Beginners : destins croqués

02/06/11 par  |  publié dans : Cinéma, Sorties | Tags : ,

En matière relations humaines, nous sommes tous débutants. Autant vous la faire tout de suite, c’est l’idée de base du film, sa note d’intention, celle qu’on verra partout après la sortie de Beginners, le 15 juin au cinéma. Ce qu’on lira moins dans la presse française, professionnelle ou amateur, c’est le mot quirky, désignation d’un (sous) genre utilisée dans la presse anglophone. En France, on appelle ça grossièrement la comédie “indé”, dans laquelle se rangent Little Miss Sunshine, Away We Go ou encore les films de Wes Anderson. Le premier long-métrage de Mike Mills, Thumbsucker (Age difficile obscur) y trouve sa place comme son second, qui en a les caractéristiques, les qualités et les défauts.

Dans la famille indé, je voudrais la situation familiale insolite. Hal sort du placard à 75 ans. Ses débuts dans la communauté homosexuelle sont aussi l’occasion pour lui de revivre sa jeunesse. Oliver, son fils, prend la nouvelle avec apathie. Bonne pioche chez les quirky où les personnages se veulent tout en retenue bien qu’excentriques. Quand Hal meurt des suites d’un cancer, Oliver fait les premiers pas d’une vie endeuillée, plonge dans une mélancolie, propre à notre sous-genre où la créativité a aussi part belle : ici, le héros est illustrateur. Oliver rencontre alors Anna, pour une comédie romantique originale et sans éclats. Famille.
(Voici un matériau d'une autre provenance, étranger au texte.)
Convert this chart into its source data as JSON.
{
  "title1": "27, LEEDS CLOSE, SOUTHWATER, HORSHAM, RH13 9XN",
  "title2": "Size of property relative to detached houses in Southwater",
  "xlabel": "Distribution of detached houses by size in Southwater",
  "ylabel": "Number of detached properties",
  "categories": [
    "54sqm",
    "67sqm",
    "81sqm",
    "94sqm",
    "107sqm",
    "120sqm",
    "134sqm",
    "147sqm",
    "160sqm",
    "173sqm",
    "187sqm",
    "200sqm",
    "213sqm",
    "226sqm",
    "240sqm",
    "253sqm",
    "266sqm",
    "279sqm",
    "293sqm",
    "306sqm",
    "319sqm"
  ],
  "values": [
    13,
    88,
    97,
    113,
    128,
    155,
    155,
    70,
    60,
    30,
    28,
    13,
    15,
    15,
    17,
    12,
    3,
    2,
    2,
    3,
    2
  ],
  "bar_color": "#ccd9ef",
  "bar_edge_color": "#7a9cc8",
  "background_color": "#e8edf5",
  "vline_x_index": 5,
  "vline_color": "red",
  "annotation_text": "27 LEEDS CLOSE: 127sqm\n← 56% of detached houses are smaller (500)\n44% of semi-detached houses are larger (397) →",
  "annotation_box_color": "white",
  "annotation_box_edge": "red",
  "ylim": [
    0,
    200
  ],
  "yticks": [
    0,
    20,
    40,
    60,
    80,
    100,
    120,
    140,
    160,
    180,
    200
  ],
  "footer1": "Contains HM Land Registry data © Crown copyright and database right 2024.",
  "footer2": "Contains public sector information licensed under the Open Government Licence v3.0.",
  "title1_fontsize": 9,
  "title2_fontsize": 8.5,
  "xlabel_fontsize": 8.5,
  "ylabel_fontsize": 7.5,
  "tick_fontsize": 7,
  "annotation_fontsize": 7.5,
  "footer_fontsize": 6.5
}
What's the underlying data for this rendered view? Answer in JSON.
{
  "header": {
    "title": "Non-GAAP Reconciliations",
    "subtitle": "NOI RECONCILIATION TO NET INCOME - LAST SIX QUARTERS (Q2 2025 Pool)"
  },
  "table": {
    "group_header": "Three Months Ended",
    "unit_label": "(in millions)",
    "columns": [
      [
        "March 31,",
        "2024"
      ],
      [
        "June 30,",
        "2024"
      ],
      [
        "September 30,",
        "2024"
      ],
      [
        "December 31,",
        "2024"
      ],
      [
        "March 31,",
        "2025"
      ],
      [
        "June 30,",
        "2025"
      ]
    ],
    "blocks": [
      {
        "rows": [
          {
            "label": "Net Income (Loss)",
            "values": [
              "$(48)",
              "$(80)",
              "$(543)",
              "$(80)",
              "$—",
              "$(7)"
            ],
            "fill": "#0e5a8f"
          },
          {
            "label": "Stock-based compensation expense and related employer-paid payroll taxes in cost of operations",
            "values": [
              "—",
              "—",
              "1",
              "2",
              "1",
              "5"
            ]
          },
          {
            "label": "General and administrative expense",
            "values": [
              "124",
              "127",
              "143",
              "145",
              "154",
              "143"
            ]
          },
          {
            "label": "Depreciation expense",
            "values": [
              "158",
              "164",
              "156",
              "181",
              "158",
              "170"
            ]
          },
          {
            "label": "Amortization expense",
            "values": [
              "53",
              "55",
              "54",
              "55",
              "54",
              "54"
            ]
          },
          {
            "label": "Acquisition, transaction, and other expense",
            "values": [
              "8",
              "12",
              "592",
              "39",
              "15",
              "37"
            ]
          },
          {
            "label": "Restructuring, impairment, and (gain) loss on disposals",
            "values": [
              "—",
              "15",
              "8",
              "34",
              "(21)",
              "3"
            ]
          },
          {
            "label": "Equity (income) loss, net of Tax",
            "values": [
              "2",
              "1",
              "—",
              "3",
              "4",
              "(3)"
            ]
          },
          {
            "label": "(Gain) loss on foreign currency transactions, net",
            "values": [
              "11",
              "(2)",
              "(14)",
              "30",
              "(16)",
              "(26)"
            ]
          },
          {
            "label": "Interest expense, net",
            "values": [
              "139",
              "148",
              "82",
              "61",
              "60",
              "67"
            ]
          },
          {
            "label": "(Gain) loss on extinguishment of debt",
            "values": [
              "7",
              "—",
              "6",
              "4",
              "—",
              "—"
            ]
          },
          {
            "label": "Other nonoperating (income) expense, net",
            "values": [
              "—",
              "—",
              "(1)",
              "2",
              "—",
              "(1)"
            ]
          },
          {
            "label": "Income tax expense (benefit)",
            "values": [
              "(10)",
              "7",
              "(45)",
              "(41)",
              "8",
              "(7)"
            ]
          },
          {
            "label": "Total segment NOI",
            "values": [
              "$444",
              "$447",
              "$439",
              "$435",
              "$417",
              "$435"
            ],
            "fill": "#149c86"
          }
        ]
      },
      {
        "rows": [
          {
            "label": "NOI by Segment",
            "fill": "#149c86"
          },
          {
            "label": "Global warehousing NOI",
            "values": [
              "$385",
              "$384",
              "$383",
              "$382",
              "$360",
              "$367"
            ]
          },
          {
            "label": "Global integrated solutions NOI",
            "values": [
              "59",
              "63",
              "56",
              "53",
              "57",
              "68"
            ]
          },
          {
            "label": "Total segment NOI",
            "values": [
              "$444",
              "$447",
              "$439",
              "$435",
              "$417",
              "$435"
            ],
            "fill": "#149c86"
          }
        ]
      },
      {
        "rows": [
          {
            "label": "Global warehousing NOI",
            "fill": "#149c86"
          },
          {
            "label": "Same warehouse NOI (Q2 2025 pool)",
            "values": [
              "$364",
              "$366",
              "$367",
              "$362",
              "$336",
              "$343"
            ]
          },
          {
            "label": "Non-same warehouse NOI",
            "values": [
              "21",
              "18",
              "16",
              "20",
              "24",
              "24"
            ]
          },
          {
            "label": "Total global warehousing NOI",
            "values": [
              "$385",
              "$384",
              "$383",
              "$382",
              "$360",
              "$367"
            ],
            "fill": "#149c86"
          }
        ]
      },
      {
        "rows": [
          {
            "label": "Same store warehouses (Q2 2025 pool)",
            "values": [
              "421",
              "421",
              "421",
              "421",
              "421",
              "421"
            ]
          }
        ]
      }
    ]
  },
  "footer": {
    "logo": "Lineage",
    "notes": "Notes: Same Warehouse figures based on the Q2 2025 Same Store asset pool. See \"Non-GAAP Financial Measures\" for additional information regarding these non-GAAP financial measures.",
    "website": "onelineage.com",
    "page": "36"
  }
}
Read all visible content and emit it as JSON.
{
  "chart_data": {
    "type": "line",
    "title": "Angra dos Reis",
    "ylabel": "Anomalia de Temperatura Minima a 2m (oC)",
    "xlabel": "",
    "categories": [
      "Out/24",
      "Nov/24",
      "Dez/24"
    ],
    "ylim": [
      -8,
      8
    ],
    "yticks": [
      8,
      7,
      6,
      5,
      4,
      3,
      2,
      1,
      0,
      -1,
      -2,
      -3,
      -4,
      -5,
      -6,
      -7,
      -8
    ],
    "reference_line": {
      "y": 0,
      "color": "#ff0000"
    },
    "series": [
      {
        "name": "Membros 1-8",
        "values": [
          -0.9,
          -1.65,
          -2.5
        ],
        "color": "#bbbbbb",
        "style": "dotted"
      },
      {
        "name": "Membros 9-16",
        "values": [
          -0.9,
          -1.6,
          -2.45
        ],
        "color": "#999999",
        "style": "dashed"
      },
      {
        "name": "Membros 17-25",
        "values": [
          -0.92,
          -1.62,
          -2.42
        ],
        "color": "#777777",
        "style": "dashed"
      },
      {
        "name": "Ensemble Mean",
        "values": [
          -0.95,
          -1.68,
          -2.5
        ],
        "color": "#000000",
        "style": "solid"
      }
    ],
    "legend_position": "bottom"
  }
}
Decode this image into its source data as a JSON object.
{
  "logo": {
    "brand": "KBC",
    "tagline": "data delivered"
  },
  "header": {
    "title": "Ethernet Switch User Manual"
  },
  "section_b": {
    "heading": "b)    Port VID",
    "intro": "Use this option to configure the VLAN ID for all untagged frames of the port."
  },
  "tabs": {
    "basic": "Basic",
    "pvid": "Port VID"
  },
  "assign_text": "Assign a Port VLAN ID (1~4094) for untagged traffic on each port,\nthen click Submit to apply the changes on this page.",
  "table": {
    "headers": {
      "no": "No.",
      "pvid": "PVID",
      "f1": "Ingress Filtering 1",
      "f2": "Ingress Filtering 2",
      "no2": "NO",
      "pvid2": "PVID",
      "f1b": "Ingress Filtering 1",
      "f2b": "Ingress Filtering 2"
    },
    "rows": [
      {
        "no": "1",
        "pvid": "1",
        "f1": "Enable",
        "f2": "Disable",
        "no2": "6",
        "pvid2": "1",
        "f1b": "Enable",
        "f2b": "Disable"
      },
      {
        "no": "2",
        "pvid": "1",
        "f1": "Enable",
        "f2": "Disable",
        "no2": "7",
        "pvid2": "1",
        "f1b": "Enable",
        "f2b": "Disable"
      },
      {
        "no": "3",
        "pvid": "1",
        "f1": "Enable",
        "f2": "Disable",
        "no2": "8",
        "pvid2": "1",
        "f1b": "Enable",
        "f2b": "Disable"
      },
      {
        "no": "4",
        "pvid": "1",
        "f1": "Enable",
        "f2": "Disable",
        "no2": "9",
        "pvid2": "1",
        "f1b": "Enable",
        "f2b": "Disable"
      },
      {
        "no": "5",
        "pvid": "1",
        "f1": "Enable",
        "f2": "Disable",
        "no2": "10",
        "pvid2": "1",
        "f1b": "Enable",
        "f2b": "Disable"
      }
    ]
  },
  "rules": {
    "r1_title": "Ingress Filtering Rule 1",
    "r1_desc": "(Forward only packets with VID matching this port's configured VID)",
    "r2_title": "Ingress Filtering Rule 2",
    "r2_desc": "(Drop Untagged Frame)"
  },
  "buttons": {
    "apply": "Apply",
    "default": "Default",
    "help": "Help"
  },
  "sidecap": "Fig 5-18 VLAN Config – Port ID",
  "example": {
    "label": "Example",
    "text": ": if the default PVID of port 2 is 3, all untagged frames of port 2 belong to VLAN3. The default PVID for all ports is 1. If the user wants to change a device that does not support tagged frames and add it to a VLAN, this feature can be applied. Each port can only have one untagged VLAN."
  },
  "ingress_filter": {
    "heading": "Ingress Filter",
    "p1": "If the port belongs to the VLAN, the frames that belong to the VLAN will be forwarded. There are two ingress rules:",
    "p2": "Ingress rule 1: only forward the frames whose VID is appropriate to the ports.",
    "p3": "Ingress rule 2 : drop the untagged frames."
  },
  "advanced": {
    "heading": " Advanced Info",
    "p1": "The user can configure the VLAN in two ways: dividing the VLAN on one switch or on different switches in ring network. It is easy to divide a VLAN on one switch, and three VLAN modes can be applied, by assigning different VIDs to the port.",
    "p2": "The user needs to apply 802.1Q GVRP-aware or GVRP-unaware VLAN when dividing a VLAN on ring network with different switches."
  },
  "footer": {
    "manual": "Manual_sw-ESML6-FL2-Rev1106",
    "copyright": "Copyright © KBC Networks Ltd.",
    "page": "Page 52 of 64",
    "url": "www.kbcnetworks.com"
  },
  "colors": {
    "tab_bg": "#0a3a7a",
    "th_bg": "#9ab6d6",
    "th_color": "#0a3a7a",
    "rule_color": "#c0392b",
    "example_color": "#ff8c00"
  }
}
Il y a donc du chocolat dans ce gâteau au chocolat. Si utiliser les ingrédients d’un genre ne gâche jamais un film, se reposer sur la recette le peut. Mike Mills y échappe uniquement grâce à sa touche autobiographique et un équilibre dans les codes qui évite les gros sabots. Calqué sur celui de son propre père à la mort duquel il a écrit le scénario de Beginners, le parcours d’Hal semble authentique autant qu’atypique. La sincérité se dégageant de leur amour filial tait toute mauvaise foi – il y en avait – face à un film dont le décalage fait argument. Lui-même dessinateur, Mike Mills distille ses bons concepts graphiques qui, si ils ne réussissent pas à la vie professionnelle d’Oliver (douce ironie), donnent chair au personnage et charme au récit. Les photographies d’archives cadencent le montage, les slogans historiques replacent le contexte, le tout se veut générationnel et griffé.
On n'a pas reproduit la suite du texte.